My own bias is that ALL gender dysphoria is a product of faulty thinking on the part of the person experiencing the dysphoria - though they are very likely to have picked up that thinking from others or been coerced into it. I think when people completely stop buying the false notion that it feels any certain way to be a man or any certain way to be a woman, the surgery and hormones (and controversy) will evaporate. I got called “fag” sometimes in school though I’m straight, and honestly I can see why - but I’m just me.
My bias is that all gender dysphoria is a product of faulty thinking on the part of the species as a whole. For lots of complicated reasons, we collectively came to take a set of generalizations about each of the two biological sexes (some of which aren’t even accurate as generalizations) and impose them as rigid standards, definitional standards, which became identities. Expected identities, projected identities, internalized identities. We call that gender.
I got called “fag” too and I like you (i.e., DavidwithanR) I can see why. My sex is a mismatch for my gender (by the above definition of gender).
If it’s all a matter of how one perceives what “being a man” or “being a woman” means, wouldn’t there be a lot of post-transition trans people who are disappointed?

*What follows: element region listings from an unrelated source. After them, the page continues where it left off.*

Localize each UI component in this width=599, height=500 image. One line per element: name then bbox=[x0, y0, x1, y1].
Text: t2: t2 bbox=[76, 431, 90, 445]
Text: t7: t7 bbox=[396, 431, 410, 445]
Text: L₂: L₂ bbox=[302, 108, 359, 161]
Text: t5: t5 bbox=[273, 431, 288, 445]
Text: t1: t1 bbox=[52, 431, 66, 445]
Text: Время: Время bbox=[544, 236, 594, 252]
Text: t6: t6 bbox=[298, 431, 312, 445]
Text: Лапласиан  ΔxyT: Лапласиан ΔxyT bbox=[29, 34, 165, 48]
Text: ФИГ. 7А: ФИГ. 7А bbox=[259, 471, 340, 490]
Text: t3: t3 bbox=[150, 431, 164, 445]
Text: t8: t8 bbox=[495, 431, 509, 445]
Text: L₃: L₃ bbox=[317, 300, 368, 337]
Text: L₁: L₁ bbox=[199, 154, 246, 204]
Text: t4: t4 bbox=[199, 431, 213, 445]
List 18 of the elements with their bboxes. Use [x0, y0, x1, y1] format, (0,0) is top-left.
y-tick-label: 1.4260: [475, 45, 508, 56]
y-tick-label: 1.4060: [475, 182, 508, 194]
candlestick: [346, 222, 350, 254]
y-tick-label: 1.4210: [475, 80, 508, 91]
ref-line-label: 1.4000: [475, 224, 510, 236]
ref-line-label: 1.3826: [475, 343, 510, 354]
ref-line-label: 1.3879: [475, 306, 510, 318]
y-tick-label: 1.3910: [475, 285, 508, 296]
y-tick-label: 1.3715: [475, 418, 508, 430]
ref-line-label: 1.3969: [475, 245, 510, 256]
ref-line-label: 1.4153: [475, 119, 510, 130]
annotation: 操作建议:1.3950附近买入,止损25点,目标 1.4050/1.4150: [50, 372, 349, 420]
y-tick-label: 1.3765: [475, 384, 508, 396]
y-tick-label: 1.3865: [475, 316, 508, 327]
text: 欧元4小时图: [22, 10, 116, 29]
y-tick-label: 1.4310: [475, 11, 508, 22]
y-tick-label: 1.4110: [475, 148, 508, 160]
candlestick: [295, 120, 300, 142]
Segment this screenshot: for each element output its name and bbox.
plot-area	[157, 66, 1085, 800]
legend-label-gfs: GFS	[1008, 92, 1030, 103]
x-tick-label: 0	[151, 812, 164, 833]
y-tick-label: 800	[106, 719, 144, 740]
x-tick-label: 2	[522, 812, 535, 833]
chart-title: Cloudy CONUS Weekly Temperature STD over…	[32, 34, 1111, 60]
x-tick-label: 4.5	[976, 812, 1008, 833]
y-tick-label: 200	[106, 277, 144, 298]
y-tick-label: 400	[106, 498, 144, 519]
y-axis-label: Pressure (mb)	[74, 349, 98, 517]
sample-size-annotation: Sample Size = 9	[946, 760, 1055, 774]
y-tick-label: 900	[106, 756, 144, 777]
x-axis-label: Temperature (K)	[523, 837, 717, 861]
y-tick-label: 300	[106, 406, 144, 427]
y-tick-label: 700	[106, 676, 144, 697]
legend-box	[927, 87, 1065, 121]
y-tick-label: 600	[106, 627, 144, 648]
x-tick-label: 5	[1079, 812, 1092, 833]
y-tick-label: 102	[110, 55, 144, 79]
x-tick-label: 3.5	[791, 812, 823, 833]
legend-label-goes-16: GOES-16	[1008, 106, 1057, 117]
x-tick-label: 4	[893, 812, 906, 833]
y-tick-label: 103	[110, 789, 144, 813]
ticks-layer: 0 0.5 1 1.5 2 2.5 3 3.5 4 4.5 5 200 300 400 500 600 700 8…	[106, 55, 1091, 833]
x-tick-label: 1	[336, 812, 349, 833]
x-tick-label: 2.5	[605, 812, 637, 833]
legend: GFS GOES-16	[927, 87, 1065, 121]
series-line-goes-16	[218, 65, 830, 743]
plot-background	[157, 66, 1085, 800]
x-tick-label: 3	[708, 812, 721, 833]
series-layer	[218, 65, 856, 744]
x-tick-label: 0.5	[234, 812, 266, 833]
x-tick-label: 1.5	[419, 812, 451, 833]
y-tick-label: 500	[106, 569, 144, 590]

Because, after all, actually being, say, a woman wouldn’t feel like that person’s “false notion” of what it feels like to be a woman. Right?
Isn’t gender dysphoria the sense that one’s actual gender doesn’t match one’s physical sex characteristics? In other words, isn’t the sense of being a female–not just wanting to be what one thinks a female feels like–already present?
The reason we separate men and women sports is because men’s bodies are capable of higher performance that women just shouldn’t be forced to compete against. The body is the important thing here, if you have a male body you compete against males.
For sports purposes, the gender distinctions of male & female were defined before modern times. Excluded, since it wasn’t known to exist, were trans-persons and drug-enhanced performance.
If a third sex were discovered, would it be reasonable to include it in male or female categories? I think not.
So we need another category or two. Male & female aren’t enough nowadays.
Sadly, many people mis-identify the cause of their unhappiness. It’s an unfortunate human tendency to think “If only this were different, everything would be all right”.
Yet some people find things markedly improved in their lives, once they’ve made their particular change.
I was referring to the fact (not opinion) that being a man includes feeling the way Bruce Jenner felt and not having to decide to “identify as” (which equals “pretend to be”) a woman. That a man who has what he mistakenly interprets as female characteristics is still just a man.
No. Gender dysphoria is the completely mistaken sense that one’s physical sex is unable to accommodate one’s sense of self.